President General of the United Daughters of the Confederacy
- In office 2018–2020
- Preceded by: Patricia M. Bryson
- Succeeded by: Linda Edwards

Personal details
- Born: August 16, 1950
- Died: January 17, 2022 Dover, Tennessee, U.S.
- Education: Murray State University University of Mississippi
- Occupation: clubwoman

= Nelma Crutcher =

President General of the United Daughters of the Confederacy

Nelma Sue Crutcher (August 16, 1950 – January 17, 2022) was an American clubwoman who served as the President General of the United Daughters of the Confederacy from 2018 to 2020. Her presidency was marked by a movement calling for the removal of Confederate monuments and memorials across the United States.

== Early life and education ==
Nelma Sue Crutcher was born on August 16, 1950 to Alvin Earl Crutcher and Bonnie Sizemore Crutcher.

She graduated from Stewart County High School and attended Murray State University before completing her degree at the University of Mississippi.

== Career ==
Crutcher worked for Horizon Hospital in Dickson, Tennessee for over forty-two years. At the time of her retirement, she was the director of laboratory services.

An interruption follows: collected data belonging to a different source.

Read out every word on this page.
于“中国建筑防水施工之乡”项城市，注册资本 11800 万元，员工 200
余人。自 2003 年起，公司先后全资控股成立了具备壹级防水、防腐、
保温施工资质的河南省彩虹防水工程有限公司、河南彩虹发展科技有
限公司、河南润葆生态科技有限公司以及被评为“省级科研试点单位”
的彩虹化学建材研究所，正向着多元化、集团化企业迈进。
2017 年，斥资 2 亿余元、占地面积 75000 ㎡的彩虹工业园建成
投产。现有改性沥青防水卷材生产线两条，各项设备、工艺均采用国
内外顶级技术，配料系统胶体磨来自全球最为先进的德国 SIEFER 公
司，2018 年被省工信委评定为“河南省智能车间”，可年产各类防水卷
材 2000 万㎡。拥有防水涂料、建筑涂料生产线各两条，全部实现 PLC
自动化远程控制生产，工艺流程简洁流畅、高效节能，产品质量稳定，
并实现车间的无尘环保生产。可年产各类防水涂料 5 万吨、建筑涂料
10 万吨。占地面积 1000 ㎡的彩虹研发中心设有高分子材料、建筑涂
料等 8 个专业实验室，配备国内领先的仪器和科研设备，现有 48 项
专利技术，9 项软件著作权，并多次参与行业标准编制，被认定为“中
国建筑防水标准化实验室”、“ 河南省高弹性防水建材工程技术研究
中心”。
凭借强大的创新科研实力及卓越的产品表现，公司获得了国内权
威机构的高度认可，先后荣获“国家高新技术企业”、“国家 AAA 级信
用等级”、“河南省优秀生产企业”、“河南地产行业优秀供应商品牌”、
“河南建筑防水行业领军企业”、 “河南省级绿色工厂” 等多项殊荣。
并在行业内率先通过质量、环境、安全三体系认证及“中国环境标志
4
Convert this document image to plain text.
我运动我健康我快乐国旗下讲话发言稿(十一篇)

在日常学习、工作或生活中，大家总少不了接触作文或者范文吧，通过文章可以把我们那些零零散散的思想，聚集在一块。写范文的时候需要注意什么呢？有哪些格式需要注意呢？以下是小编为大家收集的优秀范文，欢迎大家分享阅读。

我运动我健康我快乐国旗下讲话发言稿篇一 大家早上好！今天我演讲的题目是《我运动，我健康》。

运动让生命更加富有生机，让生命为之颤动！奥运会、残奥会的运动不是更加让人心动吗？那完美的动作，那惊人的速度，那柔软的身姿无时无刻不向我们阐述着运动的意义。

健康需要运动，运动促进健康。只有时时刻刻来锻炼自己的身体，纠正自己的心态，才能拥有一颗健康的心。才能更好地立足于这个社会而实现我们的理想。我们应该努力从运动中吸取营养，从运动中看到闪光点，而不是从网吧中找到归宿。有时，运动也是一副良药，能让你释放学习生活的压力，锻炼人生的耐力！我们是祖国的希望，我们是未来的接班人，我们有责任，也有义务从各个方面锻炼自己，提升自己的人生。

=== United Daughters of the Confederacy ===
Crutcher was an active member of the Fort Donelson 1582 Chapter of the United Daughters of the Confederacy and held various leadership positions within the national society. She served as the Tennessee Division President of the UDC before serving as the national society's Second Vice President General. Crutcher acquired scholarships for students through the United Daughters of the Confederacy and played an instrumental role in obtaining a Tennessee State monument at Vicksburg National Military Park, which was dedicated on June 29, 1996. She placed seventy-seven grave markers in the cemetery at Vicksburg.

From 2018 to 2020, Crutcher served as the society's President General. Following a call for the removal of Confederate monuments and memorials in Alabama, Crutcher released a statement on behalf of the United Daughters of the Confederacy claiming that the UDC never engaged in public controversy and advocating for descendants of Confederate soldiers to be able to honor the memory of their ancestors. She also stated that Confederate veterans were Americans and that the United Daughters of the Confederacy does not "impose the standards of the 19th century on Americans of the 21st century."

In March 2019, she released a statement regarding the removal of the Confederate Soldiers Monument from Forsyth County Courthouse in Winston-Salem, North Carolina saying, "To some, these memorial statues and markers are viewed as divisive and thus unworthy of being allowed to remain in public places. To others, they simply represent a memorial to our forefathers who fought bravely during four years of war." She went on to condemn the use of Confederate images to promote hatred. She had previously made statements denouncing white supremacy.

== Personal life and death ==
Crutcher was a United Methodist and a parishioner of Taylor Chapel United Methodist Church in Dover. She volunteered with the Stewart County Completely One Ministries and the Stewart County Back to School Bash.

She died on January 17, 2022. She was buried in the Taylor Chapel Methodist Church Cemetery.